Rep. Tauscher says that she has objected to the Administration's proposed warhead because nuclear weapons proliferation, when coupled with President George W. Bush's "preemptive war doctrine," makes a new weapon appear "dangerous and destabilizing."

But she now supports a new weapon if it follows a path leading to the elimination of all nuclear weapons. For Tauscher, that weapon must be safer and more secure than those in today's stockpile but identical in yield and function. She remains opposed to any testing and says that NNSA must instead rely on science to ensure the weapon works.

"No new launch platforms. No new testing. The definition of 'weapons' is not changed. What we are doing is making improvements on weapons that won't move us into where we are actually enhancing their capability," she says.

Using a car metaphor, Tauscher says her mechanic can enhance her car's safety, reliability, environmental impact, and security. "But after he's done, my car is still a car. It doesn't go faster, it doesn't fly, and it doesn't make coffee." In return, she says, she wouldn't have to maintain her other five cars that are on blocks in the garage. "I can get rid of them," she adds.

Although the debate about the future of DOE's nuclear weapons complex is unlikely to give immediate comfort to lab scientists, Tauscher is not concerned. She takes a long view and calls the labs "the jewels in the crown" of worldwide science innovation.

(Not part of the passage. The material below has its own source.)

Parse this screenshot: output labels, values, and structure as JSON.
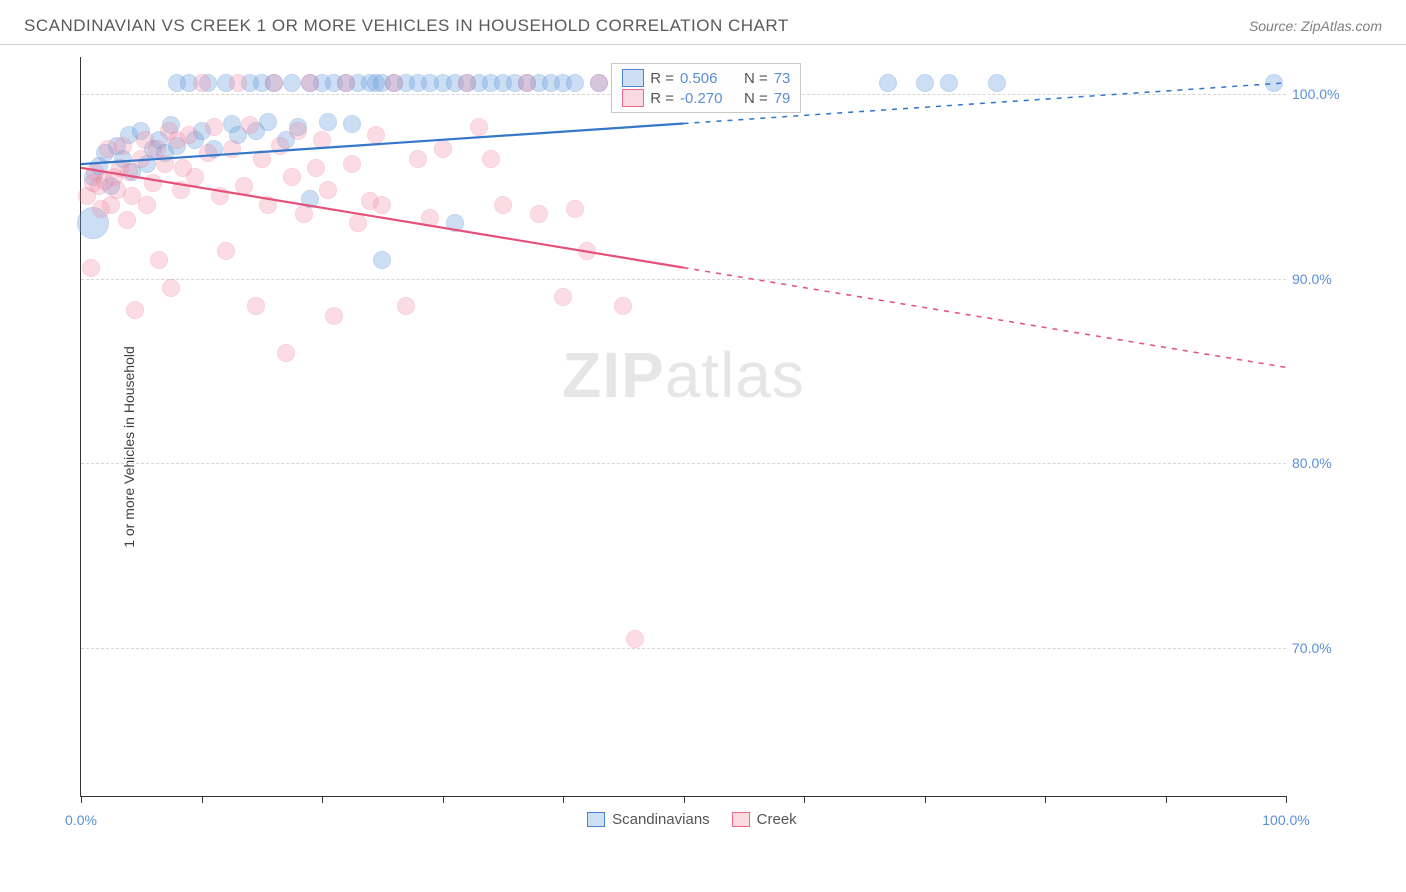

"I am not suggesting that the labs decline as we cut the number of weapons. Rather, the labs might actually have an increase in work with a growing national security role," Tauscher explains. "They have a history of attracting the best minds in the U.S., and they will continue to do so. While lab job security is not what it was 25 or 30 years ago, I think people at the labs probably should have the least concern because of their skill set," she says.

"The labs' missions have morphed and changed over the years and will continue to do so," she points out. "I think there is plenty of work for them to do."